When I returned from DC I wanted to share with our UU congregation about my adventures at the White House.  Blurry-eyed from the flight, I went to the microphone and reported that I was arrested.  There was loud cheering and clapping. And, perhaps, over the long haul, more of us will need to risk arrest or whatever form of resistance we can contribute. 

Monday, September 5, 2011

Tar Sands Pipeline action at the White House

I am at home now, back in Mount Shasta, California, recovering from the excitement of being with the XL Pipeline action at the White House in Washington, DC.  As I write I still have the green band on my right wrist, placed there by the police, that displays the number "99."  I was the 99th activist arrested on Friday, September 3rd in front of the White House.  My citation places the location of my arrest at "1600 Pennsylvania Avenue."   It was the largest civil disobedience action in the U.S. this century.  There were many native Americans and First Nation People from Canada standing in protest.  Their very presence made the reality of what we were all there for more vital.  They sang Native American symphonies as they were waiting to be arrested.  First Nation People across the street from us in Lafayette Park were singing the American Indian National anthem.  The message for me was beyond the sacred words that I could not know.  Nonetheless, it insinuated itself into the deepest part of my being.  I felt at one. 
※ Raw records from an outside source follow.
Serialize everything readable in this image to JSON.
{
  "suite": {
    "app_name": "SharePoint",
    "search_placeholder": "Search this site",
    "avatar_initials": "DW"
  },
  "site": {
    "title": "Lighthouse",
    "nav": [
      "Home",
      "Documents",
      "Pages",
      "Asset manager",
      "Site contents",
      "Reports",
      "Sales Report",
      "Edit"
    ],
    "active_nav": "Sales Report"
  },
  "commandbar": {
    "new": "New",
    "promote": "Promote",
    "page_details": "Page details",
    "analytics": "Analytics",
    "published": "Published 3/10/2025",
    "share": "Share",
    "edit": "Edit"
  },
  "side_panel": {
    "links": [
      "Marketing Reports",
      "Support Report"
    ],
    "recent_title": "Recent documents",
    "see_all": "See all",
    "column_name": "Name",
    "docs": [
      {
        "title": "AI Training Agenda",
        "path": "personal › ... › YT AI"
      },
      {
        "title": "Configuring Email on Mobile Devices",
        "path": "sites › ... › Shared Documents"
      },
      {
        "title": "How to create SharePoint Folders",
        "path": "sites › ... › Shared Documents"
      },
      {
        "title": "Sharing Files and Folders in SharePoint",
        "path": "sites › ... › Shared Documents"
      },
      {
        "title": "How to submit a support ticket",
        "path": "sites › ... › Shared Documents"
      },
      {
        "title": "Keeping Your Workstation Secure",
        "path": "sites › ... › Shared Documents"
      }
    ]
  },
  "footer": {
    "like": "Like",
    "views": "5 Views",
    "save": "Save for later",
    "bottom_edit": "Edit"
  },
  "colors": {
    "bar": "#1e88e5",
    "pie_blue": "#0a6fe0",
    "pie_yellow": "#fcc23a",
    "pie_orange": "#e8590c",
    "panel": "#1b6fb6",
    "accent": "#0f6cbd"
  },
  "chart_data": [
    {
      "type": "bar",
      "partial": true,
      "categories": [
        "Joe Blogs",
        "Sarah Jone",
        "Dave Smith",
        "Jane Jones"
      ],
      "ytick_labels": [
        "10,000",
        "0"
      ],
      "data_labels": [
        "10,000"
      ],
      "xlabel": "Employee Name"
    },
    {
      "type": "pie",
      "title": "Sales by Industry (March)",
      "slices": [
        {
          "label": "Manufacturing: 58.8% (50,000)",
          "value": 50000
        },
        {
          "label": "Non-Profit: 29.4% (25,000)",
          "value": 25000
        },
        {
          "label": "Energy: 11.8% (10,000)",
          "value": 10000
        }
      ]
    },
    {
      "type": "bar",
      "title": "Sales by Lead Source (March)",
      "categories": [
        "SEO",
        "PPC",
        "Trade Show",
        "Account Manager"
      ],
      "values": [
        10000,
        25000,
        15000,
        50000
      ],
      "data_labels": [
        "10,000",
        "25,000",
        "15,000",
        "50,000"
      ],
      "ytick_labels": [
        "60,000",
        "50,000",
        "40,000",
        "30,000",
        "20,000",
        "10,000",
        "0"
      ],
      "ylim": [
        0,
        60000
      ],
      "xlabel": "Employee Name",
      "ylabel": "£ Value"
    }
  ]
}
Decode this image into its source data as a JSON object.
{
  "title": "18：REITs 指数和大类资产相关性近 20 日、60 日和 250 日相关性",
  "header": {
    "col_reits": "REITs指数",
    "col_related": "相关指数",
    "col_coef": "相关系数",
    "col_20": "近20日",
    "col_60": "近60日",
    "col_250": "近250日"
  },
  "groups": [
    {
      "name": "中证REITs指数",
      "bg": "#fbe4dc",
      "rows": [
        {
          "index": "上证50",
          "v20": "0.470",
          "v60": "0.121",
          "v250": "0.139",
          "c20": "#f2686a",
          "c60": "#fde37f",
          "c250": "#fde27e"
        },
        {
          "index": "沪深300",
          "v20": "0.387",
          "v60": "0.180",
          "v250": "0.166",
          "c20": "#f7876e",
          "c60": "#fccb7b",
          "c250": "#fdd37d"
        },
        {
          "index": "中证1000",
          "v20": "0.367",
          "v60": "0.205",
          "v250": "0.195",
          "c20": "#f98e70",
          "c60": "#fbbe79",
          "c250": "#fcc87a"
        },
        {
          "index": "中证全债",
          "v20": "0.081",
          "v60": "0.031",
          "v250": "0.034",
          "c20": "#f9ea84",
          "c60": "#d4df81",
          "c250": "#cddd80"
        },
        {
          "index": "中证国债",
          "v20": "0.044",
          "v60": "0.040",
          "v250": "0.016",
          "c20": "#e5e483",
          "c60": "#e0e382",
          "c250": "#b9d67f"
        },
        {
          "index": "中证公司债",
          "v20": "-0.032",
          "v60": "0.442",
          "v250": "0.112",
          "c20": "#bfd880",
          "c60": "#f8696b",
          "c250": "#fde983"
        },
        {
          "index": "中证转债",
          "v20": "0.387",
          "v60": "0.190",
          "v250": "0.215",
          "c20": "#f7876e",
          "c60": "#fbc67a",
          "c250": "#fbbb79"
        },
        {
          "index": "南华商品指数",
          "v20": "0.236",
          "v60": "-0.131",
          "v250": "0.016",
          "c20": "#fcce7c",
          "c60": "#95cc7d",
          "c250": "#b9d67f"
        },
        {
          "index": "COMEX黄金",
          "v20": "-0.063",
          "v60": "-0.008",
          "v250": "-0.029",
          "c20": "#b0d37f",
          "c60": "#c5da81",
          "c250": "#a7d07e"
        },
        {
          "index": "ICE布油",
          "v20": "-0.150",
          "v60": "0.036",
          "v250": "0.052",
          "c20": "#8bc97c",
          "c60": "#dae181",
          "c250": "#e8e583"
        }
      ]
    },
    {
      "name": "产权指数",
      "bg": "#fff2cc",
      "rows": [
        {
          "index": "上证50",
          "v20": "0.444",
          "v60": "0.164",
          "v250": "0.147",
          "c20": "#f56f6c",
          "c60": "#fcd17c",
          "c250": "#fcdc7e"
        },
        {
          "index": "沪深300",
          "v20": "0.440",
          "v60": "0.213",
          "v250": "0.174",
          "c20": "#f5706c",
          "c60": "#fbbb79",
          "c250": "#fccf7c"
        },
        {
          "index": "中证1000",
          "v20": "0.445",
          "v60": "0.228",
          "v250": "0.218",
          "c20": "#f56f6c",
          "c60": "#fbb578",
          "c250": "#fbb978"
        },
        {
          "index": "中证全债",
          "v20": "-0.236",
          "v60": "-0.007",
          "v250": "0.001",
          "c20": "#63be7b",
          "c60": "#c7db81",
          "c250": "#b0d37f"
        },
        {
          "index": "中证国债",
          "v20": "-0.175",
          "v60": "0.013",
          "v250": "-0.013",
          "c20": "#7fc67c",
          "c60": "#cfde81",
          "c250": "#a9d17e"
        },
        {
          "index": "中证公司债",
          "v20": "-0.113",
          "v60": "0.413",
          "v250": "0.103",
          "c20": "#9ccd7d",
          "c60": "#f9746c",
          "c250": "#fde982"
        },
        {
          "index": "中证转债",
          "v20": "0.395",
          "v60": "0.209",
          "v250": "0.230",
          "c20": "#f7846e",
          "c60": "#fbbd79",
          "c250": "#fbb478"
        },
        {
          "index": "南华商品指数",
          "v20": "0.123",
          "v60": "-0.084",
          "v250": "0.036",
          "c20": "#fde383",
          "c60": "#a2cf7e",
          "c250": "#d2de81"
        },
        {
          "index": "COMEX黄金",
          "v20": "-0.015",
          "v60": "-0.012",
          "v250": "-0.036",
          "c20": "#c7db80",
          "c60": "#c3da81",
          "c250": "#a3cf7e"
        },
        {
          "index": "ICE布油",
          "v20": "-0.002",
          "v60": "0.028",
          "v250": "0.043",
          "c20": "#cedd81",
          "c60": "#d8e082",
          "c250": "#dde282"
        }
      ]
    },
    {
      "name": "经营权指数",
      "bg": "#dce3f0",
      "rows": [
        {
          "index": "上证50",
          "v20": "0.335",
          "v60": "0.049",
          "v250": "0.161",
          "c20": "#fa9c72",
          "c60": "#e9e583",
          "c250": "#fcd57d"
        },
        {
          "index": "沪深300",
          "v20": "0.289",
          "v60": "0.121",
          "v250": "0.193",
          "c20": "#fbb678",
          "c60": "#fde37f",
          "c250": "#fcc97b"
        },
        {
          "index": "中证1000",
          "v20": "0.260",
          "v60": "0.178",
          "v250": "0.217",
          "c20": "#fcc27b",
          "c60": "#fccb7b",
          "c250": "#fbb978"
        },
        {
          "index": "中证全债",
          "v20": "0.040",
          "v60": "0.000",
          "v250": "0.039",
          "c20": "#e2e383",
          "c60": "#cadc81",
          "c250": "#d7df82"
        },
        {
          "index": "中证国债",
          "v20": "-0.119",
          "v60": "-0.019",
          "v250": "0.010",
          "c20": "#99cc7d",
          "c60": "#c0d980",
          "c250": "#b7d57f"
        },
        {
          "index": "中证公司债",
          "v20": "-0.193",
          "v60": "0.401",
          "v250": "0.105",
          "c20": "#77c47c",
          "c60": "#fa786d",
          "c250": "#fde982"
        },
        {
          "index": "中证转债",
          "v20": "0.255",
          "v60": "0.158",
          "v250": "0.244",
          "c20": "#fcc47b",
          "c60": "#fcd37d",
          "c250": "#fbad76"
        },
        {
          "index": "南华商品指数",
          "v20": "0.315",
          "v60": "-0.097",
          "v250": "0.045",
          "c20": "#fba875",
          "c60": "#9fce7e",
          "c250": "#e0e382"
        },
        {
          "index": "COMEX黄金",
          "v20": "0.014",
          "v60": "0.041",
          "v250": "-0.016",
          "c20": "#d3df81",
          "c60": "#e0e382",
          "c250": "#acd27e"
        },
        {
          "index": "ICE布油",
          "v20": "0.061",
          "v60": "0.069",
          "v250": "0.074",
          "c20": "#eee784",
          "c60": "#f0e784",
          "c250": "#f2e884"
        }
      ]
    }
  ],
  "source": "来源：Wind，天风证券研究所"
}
The Canadian writer of "The Shock Doctrine", Naomi Cline, was arrested along with us.  We clapped for her as we did for each arrestee.  The crowds in Franklin Park clapped with us and added, "Thank you."  The sun shone, the crowds in Lafayette Park chanted responsively as in church to our chants as the energy of democracy and human dignity played our voices like a symphony.  "You say climate, I say justice."  "Climate!"  "Justice!"  You say indigenous, I say rights."  "Indigenous!" "Rights!"  "This is what democracy looks like."  All along drums were beating and young people were chanting with the rhythm, "Stop the pipeline, Stop the pipeline."  Next to me was a clergyman from The United Church of Christ.  Near by were activists from the Rainforest Action Network.  Many of us were senior citizens peppered in among the young people awakened to the somber reality of the climate crisis in which our little blue marble of a planet has entered.